Preface to the Treatise on VacuumBlaise Pascal
About Preface to the Treatise on Vacuum
Pascal wrote this preface around 1651, in the context of his barometric experiments that confirmed the existence of the vacuum against Aristotelian orthodoxy. The short text makes an argument that reaches well beyond physics: in the sciences of nature, authority counts for nothing, and only experiment and reason can settle questions.
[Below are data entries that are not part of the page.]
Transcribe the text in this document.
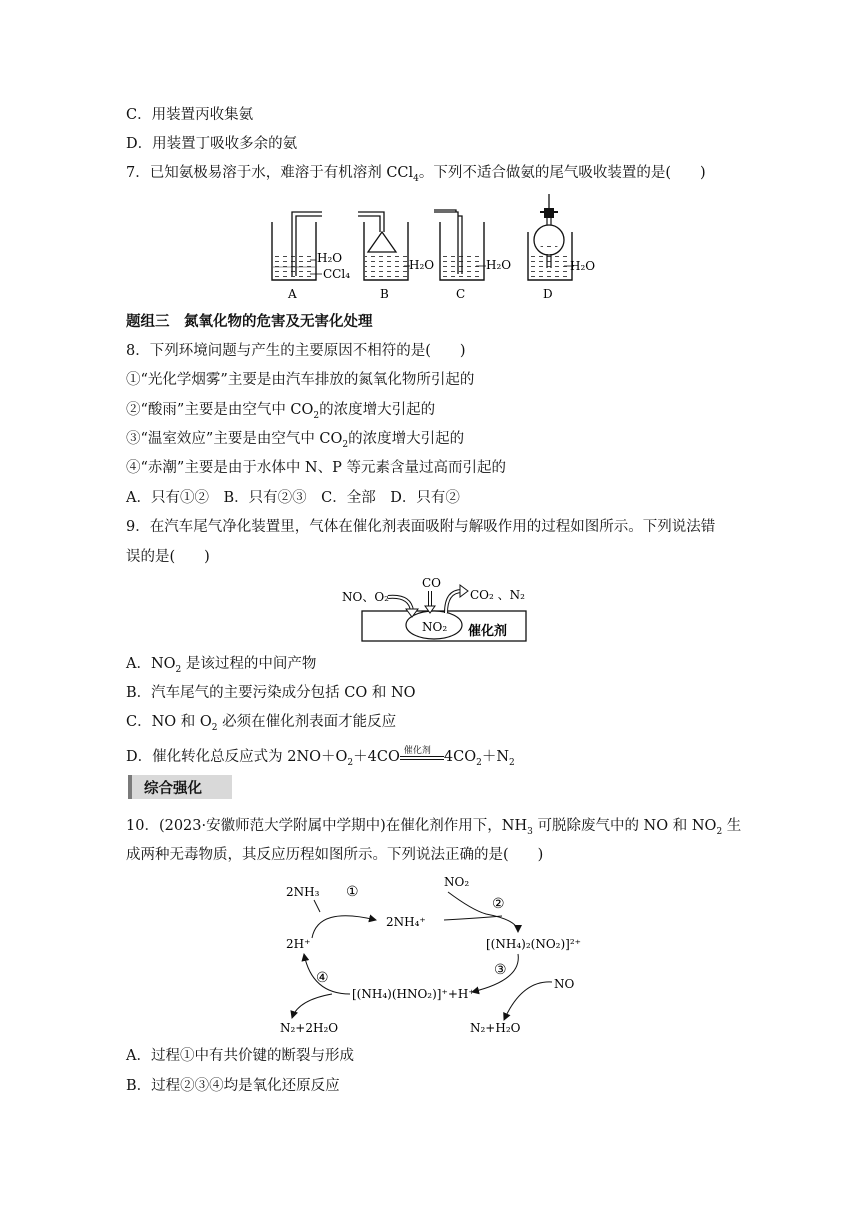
C．用装置丙收集氨
D．用装置丁吸收多余的氨
7．已知氨极易溶于水，难溶于有机溶剂 CCl$_4$。下列不适合做氨的尾气吸收装置的是(　　)
H₂O
CCl₄
A
H₂O
B
H₂O
C
H₂O
D
题组三　氮氧化物的危害及无害化处理
8．下列环境问题与产生的主要原因不相符的是(　　)
①“光化学烟雾”主要是由汽车排放的氮氧化物所引起的
②“酸雨”主要是由空气中 $CO_2$的浓度增大引起的
③“温室效应”主要是由空气中 $CO_2$的浓度增大引起的
④“赤潮”主要是由于水体中 N、P 等元素含量过高而引起的
A．只有①②　B．只有②③　C．全部　D．只有②
9．在汽车尾气净化装置里，气体在催化剂表面吸附与解吸作用的过程如图所示。下列说法错
误的是(　　)
NO、O₂
CO
CO₂ 、N₂
NO₂ 催化剂
A．$NO_2$ 是该过程的中间产物
B．汽车尾气的主要污染成分包括 CO 和 NO
C．NO 和 $O_2$ 必须在催化剂表面才能反应
D．催化转化总反应式为 $2NO+O_2+4CO$ 催化剂 $4CO_2+N_2$
综合强化
10．(2023·安徽师范大学附属中学期中)在催化剂作用下，$NH_3$ 可脱除废气中的 NO 和 $NO_2$ 生
成两种无毒物质，其反应历程如图所示。下列说法正确的是(　　)
2NH₃ ①
2NH₄⁺
NO₂
②
2H⁺	[(NH₄)₂(NO₂)]²⁺
③
④
[(NH₄)(HNO₂)]⁺+H⁺
NO
N₂+2H₂O	N₂+H₂O
A．过程①中有共价键的断裂与形成
B．过程②③④均是氧化还原反应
Pascal distinguishes two domains of knowledge. In theology and morals, authority is supreme, because the truths of revelation exceed what reason can discover on its own. In the natural sciences, the situation is reversed. Here, reliance on ancient authority is not humility but intellectual servitude. Aristotle and the ancients deserve respect for what they discovered, but their conclusions are starting points, not endpoints. Each generation stands on the shoulders of those before it and sees further.
The preface articulates one of the earliest explicit statements of the idea of scientific progress. Humanity as a whole, Pascal argues, can be regarded as a single person who never ceases to learn. What the ancients knew was the childhood of knowledge. To treat their opinions as final is to mistake the beginning for the conclusion. The text is brief, forceful, and surprisingly modern in its insistence that the sciences advance by overthrowing their predecessors rather than by deferring to them.